La borréliose de Lyme est une infection à spirochète du type borrelia burgdorferi 7). La transmission aux humains se fait par piqûre de tiques. Un contact de 16h est habituellement nécessaire pour que la bactérie soit transmise. La proportion de tiques infectées est très variable selon les régions. La maladie se déroule en trois phases7). La phase primaire correspond à une infection initiale, localisée autour du point de piqûre, apparaissant dans les 3 à 30 jours. Elle se caractérise par l’érythème migrant. Chez les petits enfants, il siège souvent à la tête et au cou, chez les plus grands aux membres inférieurs ou à la partie inférieure du tronc. Il s’agit d’un érythème avec une bordure active qui s’étend de façon centrifuge et qui peut atteindre plus de 20 cm de diamètre, tandis que souvent le centre s’éclaircit avec une petite tache rouge centrale. Le diagnostic est clinique car les immunoglobulines M (IgM) apparaissent au plutôt après 2 à 3 semaines. La phase secondaire se manifeste quelques semaines à mois après l’inoculation. A ce stade, une dissémination hématogène suivie d’une fixation bactérienne dans certains tissus se produit. Dans la peau, cela se manifeste par le lymphocytome borrélien, observé dans 15% des maladies de Lyme non traitées en Europe. Il se présente comme un nodule ou une plaque rouge, brunâtre à violacé, arrondi et ferme souvent localisé aux lobes de l’oreille ou aux mamelons (fig. 3). L’histologie montre un infiltrat de lymphocytes B et plasmocytes polyclonales formant des centres germinatifs, dans le derme superficiel et profond. Les spirochètes peuvent être détectés dans les biopsies si nécessaire. La sérologie (anticorps borréliens) peut confirmer le diagnostic bien que la sensibilité ne soit que d’environ 80 %. De multiples lésions d’érythème migrant, des troubles neurologiques, des arthrites ou une endocardite se voient aussi dans cette phase. La phase tertiaire se manifeste 6 mois à deux ans après l’infection. La manifestation dermatologique acrodermatite chronique atrophiante est exceptionnelle chez l’enfant. Dans cette phase, les symptômes neurologiques et/ou articulaires sont souvent présents. Le traitement recommandé dans les différentes phases est donné dans le tableau 1.

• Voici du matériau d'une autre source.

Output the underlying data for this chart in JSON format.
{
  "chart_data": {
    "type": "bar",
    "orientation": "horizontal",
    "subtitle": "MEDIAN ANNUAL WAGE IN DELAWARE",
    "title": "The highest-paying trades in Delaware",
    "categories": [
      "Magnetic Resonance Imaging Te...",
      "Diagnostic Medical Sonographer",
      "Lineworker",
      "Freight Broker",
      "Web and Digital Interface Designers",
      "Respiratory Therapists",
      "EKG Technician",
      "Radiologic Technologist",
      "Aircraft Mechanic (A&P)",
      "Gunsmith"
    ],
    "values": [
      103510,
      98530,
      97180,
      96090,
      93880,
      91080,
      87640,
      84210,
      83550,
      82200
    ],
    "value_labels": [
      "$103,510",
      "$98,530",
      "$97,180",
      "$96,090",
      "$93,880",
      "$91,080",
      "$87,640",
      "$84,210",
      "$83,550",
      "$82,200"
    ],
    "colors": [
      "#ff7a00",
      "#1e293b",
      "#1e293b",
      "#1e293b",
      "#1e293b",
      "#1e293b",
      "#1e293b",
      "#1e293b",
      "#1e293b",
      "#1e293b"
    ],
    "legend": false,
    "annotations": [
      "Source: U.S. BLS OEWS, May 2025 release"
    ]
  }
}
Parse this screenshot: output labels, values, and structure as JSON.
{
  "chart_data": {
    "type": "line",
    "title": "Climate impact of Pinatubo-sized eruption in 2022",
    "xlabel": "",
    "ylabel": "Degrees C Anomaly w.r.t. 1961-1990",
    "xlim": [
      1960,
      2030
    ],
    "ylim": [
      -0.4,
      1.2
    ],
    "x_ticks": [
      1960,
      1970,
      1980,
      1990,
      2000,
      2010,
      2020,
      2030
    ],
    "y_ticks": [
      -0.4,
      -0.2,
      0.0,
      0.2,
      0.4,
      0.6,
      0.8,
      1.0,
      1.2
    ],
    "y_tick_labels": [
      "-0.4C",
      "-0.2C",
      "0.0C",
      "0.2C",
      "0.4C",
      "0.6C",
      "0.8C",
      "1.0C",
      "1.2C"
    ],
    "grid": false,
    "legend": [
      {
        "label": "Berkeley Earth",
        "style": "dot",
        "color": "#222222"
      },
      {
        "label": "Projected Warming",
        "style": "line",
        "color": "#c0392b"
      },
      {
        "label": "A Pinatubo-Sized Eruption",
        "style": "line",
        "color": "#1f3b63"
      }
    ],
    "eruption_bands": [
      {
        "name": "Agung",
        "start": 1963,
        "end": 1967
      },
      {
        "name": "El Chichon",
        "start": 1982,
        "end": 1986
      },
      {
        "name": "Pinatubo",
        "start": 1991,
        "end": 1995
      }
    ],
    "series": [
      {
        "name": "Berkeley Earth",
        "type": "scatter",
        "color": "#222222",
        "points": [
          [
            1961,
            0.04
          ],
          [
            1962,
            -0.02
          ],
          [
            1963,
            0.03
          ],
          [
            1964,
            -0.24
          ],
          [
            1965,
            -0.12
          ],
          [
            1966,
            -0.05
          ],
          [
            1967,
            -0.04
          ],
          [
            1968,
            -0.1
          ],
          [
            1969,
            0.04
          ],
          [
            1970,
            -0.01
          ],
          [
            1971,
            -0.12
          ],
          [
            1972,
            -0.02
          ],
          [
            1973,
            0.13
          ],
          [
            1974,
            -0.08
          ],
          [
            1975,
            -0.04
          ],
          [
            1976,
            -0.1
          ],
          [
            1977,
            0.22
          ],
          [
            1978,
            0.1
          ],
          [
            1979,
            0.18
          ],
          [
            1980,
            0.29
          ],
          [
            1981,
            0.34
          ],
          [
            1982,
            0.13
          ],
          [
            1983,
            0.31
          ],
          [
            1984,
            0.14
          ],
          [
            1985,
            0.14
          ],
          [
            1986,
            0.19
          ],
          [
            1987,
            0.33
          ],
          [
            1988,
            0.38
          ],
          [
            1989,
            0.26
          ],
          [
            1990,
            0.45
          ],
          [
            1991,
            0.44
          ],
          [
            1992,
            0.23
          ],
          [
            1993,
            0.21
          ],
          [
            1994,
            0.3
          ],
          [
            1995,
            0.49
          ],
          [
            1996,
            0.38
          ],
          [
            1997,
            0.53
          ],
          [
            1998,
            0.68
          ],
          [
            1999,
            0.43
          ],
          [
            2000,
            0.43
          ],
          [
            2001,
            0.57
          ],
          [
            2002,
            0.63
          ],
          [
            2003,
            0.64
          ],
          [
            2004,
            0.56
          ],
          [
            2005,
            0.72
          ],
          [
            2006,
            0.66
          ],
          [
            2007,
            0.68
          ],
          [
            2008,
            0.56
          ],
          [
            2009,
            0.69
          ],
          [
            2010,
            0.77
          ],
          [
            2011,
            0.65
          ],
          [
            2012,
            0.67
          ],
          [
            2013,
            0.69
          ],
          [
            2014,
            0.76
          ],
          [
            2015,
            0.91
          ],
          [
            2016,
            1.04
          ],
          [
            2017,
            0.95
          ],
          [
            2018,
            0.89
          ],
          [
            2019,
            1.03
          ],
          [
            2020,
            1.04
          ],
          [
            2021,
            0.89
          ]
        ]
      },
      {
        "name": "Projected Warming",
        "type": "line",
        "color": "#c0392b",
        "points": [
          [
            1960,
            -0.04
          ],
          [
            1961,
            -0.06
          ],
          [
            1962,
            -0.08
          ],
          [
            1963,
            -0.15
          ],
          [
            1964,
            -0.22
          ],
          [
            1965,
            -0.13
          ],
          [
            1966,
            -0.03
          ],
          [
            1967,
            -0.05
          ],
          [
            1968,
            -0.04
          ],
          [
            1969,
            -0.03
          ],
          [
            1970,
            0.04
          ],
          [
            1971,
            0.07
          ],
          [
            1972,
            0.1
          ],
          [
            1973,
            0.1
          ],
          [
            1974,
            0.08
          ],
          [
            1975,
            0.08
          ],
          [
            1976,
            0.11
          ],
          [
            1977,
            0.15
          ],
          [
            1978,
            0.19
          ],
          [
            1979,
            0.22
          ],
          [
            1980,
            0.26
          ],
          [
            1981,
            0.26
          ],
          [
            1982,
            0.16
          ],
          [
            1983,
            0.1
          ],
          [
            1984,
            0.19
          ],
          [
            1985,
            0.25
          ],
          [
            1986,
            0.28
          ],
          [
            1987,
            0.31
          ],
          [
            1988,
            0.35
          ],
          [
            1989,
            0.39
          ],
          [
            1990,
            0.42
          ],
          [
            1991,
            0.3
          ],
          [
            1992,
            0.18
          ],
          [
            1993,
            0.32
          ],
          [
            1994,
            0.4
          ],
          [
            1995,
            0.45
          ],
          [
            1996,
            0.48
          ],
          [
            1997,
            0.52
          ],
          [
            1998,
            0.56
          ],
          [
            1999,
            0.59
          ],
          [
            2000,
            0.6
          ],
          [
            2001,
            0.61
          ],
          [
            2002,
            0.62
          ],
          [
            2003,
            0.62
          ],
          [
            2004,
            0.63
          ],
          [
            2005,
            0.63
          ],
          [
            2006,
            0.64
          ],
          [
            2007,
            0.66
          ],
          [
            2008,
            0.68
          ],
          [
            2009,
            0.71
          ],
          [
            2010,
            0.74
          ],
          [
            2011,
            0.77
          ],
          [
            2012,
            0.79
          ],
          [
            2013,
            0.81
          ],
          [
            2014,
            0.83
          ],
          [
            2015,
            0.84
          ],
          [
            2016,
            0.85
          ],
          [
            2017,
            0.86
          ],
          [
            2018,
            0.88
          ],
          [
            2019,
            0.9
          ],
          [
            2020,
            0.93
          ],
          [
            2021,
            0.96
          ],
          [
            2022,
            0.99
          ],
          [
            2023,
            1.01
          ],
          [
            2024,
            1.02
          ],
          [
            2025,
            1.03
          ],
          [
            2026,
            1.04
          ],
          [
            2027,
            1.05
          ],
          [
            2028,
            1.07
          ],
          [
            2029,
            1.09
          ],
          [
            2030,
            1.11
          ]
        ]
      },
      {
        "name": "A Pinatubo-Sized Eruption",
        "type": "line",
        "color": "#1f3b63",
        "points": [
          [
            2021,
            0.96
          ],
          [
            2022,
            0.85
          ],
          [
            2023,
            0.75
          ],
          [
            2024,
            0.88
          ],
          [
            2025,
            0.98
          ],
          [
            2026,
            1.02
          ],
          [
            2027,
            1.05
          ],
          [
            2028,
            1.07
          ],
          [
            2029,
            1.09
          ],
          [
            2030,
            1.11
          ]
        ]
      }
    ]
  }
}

La syphilis, une infection à spirochète du type treponema pallidum, est rare chez l’enfant. C’est surtout la forme congénitale par transmission transplacentaire qu’il ne faut pas omettre8). Les signes muco-cutanés typiques se présentent dans les 2 premières années de vie. Il s’agit de macules rosées sur les paumes et les plantes, qui peuvent devenir bulleuses puis desquamer. Les plaques érythémateuses des lèvres, gencives et du palais qui cicatrisent sont moins fréquentes. On observe également des condyloma lata, des plaques péri-orales ou péri-annales verruqueuses blanches. Une rhinorrhée, des lésions oculaires (chorio-rétinite, glaucome, cataracte), une hépatite, une hépatosplénomégalie et une thrombocytopénie ainsi que des lésions osseuses et plus tardivement dentaires sont souvent associés. Le diagnostic se base sur un examen sanguin chez la maman et l’enfant par des IgM spécifiques et confirmé par deux tests, un non tréponémique (RPR) et un tréponémique (TPPA). Le traitement recommandé est donné dans le tableau 1.

Figure 3
Lymphocytome borrélien du mamelon gauche

Infections cutanées bactériennes du voyageur ou migrant

La migration et les voyages exotiques doivent nous faire évoquer dans le diagnostic différentiel des infections inhabituelles dans notre région9)10).

La lèpre9) est une infection par Mycobacterium (M) leprae. Elle peut être observée chez des enfants venant de régions endémiques. La présentation clinique est variable et dépend aussi de l’immunité du sujet. Dans les formes lépromateuses, des plaques ou nodules infiltrées sont présents. Des formes avec atrophie de l’épiderme et infiltration sous-jacente, des macules hypopigmentées dysesthésiques ou encore des plaques annulaires sont d’autres présentations possibles.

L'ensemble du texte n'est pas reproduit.